OTTAWA — The Province of Ontario filed a lawsuit on Tuesday seeking 50 billion Canadian dollars from several tobacco companies to recover smoking-related health costs since 1955.
“We believe that taxpayers should be compensated for the costs that they have paid,” Chris Bentley, the province’s attorney general, told reporters in Toronto.
Ontario follows British Columbia and New Brunswick in attempts to recover health care costs from tobacco companies. All three provinces passed legislation enabling their legal actions, an approach that was upheld by the Supreme Court of Canada in 2005.
The defendants in the case include the Altria Group of Richmond, Va., and some of its Philip Morris subsidiaries, British American Tobacco of London and its Canadian unit Imperial Tobacco as well as R. J. Reynolds and JTI-Macdonald, a Japan Tobacco unit that is in bankruptcy proceedings.
Eric Gagnon, a spokesman for Imperial Tobacco, called the government “hypocritical” for filing a lawsuit. www.Quitsmoking21days.com
“What’s happening is double dipping,” Mr. Gagnon said from the company’s headquarters in Montreal. “You’re taking a billion dollars of taxation out of the industry every year, then you turn around and sue the industry.”
Jack Marshall, a spokesman for Altria and Philip Morris USA, declined to comment. R. J. Reynolds did not respond to requests for comment, and no spokesperson could be reached at JTI-Macdonald.
Like plaintiffs in some lawsuits against tobacco companies in the United States and elsewhere, Ontario is arguing that the tobacco makers have known for decades that their products are addictive and dangerous to health but have done little or nothing to mitigate their effects and have been late to warn consumers.

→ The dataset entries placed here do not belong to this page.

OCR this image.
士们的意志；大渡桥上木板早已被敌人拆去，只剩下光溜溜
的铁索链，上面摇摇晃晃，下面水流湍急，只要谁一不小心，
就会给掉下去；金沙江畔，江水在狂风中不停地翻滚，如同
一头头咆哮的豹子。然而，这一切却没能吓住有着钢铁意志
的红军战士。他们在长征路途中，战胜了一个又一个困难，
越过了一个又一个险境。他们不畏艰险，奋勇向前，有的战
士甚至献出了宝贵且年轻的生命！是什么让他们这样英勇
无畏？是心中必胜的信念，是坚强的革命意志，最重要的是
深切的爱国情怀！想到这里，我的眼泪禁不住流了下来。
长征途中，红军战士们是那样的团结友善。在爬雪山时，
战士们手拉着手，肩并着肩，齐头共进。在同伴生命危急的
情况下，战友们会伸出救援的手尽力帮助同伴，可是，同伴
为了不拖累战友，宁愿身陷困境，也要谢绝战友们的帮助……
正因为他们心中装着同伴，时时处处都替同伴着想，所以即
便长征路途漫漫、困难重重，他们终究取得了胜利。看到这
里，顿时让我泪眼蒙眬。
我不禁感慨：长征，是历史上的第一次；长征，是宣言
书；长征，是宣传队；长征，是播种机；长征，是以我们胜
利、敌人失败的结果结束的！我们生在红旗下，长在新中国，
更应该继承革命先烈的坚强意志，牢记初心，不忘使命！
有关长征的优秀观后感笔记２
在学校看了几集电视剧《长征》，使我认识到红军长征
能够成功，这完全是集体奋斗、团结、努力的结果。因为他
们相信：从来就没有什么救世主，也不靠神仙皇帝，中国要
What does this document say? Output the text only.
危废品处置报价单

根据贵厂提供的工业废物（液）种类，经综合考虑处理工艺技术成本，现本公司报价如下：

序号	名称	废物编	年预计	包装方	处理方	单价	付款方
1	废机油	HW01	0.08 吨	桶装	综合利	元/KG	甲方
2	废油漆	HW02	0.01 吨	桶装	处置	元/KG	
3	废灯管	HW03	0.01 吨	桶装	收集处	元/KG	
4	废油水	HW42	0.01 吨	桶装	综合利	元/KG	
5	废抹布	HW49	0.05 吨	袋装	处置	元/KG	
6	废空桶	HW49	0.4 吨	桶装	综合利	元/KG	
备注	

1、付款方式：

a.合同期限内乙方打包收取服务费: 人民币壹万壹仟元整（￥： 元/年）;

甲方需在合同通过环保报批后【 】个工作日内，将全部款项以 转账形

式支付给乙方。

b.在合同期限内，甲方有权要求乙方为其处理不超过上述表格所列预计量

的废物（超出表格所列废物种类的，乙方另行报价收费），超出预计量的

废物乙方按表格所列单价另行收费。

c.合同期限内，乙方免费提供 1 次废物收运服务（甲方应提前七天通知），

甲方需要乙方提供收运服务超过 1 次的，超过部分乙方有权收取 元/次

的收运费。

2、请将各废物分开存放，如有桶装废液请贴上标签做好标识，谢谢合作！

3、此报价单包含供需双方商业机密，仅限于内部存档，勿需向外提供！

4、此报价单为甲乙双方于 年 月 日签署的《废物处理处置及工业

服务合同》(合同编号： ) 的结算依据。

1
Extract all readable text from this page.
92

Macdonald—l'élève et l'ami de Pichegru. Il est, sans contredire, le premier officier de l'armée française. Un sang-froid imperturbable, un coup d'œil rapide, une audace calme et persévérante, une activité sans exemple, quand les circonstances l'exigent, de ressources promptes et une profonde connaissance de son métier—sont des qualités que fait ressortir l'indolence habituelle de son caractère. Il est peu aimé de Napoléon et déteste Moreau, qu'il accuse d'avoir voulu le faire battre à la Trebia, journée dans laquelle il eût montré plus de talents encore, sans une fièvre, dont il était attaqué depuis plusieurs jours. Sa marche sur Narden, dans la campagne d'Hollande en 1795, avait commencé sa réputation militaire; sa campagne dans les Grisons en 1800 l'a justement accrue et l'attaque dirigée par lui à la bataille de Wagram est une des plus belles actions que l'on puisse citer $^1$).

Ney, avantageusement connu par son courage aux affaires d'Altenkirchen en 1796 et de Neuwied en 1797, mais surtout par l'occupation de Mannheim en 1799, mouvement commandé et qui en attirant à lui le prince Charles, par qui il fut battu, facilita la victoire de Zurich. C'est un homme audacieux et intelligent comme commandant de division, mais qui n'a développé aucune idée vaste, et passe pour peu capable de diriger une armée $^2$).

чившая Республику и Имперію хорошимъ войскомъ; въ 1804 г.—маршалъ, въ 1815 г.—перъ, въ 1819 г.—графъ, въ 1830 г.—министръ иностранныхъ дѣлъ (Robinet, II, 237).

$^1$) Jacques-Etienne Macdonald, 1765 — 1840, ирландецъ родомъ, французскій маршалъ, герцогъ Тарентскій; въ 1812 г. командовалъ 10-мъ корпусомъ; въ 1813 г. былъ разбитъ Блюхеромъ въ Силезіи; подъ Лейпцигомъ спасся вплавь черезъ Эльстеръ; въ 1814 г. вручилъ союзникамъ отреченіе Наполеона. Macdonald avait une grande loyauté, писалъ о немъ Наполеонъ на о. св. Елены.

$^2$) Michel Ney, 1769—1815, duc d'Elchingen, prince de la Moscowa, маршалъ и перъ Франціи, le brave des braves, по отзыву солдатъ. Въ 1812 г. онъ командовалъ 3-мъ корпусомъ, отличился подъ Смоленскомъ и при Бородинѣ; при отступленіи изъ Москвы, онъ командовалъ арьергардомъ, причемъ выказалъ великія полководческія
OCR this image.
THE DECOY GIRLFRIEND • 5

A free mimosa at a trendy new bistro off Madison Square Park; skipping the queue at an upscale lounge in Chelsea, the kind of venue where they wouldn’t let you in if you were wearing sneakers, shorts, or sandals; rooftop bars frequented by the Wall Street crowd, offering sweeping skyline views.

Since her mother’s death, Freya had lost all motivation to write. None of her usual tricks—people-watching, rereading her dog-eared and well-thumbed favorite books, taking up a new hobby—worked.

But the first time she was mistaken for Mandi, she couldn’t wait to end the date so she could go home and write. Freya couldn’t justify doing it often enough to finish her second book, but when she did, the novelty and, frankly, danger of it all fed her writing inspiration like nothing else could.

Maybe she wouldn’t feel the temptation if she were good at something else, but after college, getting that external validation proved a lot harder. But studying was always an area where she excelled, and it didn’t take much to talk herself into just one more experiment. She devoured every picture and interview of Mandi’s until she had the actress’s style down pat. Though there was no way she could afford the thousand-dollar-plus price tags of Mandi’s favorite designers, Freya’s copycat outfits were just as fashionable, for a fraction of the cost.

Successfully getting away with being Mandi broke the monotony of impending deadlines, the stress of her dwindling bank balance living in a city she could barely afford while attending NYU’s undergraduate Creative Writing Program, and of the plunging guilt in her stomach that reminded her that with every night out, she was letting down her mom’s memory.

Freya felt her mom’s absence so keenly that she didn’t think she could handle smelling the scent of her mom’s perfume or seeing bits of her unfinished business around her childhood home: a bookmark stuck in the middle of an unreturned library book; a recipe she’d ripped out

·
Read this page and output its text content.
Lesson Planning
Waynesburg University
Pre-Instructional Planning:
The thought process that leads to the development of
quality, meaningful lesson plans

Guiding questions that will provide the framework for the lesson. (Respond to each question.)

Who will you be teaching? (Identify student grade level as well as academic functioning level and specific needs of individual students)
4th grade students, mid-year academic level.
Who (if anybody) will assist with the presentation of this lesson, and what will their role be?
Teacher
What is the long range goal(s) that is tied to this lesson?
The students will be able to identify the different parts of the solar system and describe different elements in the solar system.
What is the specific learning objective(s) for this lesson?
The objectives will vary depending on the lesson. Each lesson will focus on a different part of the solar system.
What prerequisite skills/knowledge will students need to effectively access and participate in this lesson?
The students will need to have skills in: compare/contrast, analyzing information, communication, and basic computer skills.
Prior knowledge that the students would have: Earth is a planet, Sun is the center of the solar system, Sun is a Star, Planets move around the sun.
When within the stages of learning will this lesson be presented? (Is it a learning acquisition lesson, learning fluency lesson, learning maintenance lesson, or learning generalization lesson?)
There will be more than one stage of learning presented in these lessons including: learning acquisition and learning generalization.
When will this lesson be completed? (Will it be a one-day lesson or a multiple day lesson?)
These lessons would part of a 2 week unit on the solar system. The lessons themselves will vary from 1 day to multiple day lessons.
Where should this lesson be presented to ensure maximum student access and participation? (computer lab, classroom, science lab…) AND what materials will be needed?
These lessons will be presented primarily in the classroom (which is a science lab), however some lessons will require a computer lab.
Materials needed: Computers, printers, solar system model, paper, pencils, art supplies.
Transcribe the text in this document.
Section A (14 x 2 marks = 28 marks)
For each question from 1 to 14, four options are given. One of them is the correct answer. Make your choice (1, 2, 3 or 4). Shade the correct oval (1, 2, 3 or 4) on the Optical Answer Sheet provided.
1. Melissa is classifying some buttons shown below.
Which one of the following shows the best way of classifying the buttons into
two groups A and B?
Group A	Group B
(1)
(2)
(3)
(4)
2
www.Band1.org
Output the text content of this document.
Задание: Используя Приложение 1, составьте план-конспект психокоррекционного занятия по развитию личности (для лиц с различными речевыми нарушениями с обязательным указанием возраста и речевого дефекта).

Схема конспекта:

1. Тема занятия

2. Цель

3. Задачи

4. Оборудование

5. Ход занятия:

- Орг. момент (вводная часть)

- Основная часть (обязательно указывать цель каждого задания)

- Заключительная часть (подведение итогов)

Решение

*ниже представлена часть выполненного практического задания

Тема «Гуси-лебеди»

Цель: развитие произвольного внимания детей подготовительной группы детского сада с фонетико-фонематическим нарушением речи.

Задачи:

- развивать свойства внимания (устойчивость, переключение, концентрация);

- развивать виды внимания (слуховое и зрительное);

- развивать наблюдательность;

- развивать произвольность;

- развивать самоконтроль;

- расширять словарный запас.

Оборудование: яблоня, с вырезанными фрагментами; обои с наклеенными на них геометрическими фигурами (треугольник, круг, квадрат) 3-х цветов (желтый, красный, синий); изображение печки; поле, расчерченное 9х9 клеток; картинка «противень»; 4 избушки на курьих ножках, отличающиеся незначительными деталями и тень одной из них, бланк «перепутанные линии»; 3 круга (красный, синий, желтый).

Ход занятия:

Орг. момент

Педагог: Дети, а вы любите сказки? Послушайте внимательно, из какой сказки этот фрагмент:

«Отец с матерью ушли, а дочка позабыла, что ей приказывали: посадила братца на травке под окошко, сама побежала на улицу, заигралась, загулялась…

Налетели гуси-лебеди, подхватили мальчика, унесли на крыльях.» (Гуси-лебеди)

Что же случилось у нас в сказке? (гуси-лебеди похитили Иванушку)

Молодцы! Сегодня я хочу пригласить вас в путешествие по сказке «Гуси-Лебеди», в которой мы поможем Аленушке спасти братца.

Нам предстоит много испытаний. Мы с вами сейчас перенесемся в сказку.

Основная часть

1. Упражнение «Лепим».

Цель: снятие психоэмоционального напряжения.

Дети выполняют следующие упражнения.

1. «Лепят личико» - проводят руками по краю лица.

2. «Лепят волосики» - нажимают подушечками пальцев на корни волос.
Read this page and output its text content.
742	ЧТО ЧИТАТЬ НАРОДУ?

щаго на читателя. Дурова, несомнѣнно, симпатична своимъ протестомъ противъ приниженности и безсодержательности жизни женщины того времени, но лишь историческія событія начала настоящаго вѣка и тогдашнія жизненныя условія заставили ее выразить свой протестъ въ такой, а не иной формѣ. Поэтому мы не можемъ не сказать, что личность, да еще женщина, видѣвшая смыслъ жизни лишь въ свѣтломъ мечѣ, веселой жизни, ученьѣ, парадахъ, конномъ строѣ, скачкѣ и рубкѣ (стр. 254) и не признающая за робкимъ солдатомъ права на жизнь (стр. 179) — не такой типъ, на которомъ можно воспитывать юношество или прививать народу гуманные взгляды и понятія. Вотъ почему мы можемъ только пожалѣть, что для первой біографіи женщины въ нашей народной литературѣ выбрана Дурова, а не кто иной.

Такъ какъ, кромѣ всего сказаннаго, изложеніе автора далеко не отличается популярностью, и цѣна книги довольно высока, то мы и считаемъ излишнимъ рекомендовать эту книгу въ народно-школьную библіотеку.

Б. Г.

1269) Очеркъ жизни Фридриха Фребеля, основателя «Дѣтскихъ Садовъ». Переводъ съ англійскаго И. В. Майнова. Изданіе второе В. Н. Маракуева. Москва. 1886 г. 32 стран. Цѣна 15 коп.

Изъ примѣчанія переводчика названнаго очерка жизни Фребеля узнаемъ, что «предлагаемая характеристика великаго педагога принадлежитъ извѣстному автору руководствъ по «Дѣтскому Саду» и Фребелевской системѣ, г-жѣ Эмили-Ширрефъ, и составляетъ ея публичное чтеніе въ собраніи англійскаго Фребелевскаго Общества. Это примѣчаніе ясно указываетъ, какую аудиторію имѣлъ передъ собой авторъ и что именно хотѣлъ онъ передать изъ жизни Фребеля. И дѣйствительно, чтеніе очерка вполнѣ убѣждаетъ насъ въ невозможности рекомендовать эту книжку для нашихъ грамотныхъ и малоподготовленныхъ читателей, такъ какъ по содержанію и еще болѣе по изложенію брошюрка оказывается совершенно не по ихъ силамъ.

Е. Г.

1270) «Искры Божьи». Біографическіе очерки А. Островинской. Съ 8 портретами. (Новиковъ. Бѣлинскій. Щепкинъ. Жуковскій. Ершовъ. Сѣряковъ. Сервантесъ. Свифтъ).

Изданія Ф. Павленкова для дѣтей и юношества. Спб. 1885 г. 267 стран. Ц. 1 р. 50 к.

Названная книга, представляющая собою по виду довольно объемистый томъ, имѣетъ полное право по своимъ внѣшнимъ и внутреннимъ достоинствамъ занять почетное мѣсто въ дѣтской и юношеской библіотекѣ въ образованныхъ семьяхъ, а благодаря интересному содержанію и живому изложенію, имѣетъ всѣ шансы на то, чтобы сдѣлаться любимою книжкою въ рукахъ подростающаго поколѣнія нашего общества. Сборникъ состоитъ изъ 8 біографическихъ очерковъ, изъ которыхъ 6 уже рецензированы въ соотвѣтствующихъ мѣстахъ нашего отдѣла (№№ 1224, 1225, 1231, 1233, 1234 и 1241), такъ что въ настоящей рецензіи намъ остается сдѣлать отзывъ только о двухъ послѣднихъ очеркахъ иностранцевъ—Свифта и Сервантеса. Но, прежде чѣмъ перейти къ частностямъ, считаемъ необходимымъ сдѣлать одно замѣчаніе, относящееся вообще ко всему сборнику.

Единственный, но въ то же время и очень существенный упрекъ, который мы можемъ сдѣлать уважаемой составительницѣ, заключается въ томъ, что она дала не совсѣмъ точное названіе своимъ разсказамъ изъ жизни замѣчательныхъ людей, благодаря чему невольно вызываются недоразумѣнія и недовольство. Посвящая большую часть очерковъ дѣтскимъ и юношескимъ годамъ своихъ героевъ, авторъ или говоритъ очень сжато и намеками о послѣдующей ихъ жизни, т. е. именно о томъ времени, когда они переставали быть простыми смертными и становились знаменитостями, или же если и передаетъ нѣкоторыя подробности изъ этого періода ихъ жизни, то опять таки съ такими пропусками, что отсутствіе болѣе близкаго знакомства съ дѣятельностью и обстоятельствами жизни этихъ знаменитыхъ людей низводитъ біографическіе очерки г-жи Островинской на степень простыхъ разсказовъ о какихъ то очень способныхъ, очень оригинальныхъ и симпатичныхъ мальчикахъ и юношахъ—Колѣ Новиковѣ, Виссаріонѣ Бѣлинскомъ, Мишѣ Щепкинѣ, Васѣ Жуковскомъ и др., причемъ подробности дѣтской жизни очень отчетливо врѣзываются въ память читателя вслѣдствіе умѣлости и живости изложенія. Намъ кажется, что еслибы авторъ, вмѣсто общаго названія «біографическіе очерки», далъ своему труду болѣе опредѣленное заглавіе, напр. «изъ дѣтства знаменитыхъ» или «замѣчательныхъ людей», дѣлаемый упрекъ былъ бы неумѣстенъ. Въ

In a Canadian twist, the government also charges that JTI-Macdonald, when it was owned by R. J. Reynolds, was involved in a scheme to evade Canada’s high level of cigarette taxation by shipping cigarettes to an Indian reserve that straddles the border with the United States.
Those cigarettes, the government says, were immediately smuggled back into Canada. The company and some of its former executives await a criminal trial.
JTI-Macdonald’s bankruptcy filing followed a court order granting Quebec 1.36 billion Canadian dollars in back taxes related to the scheme.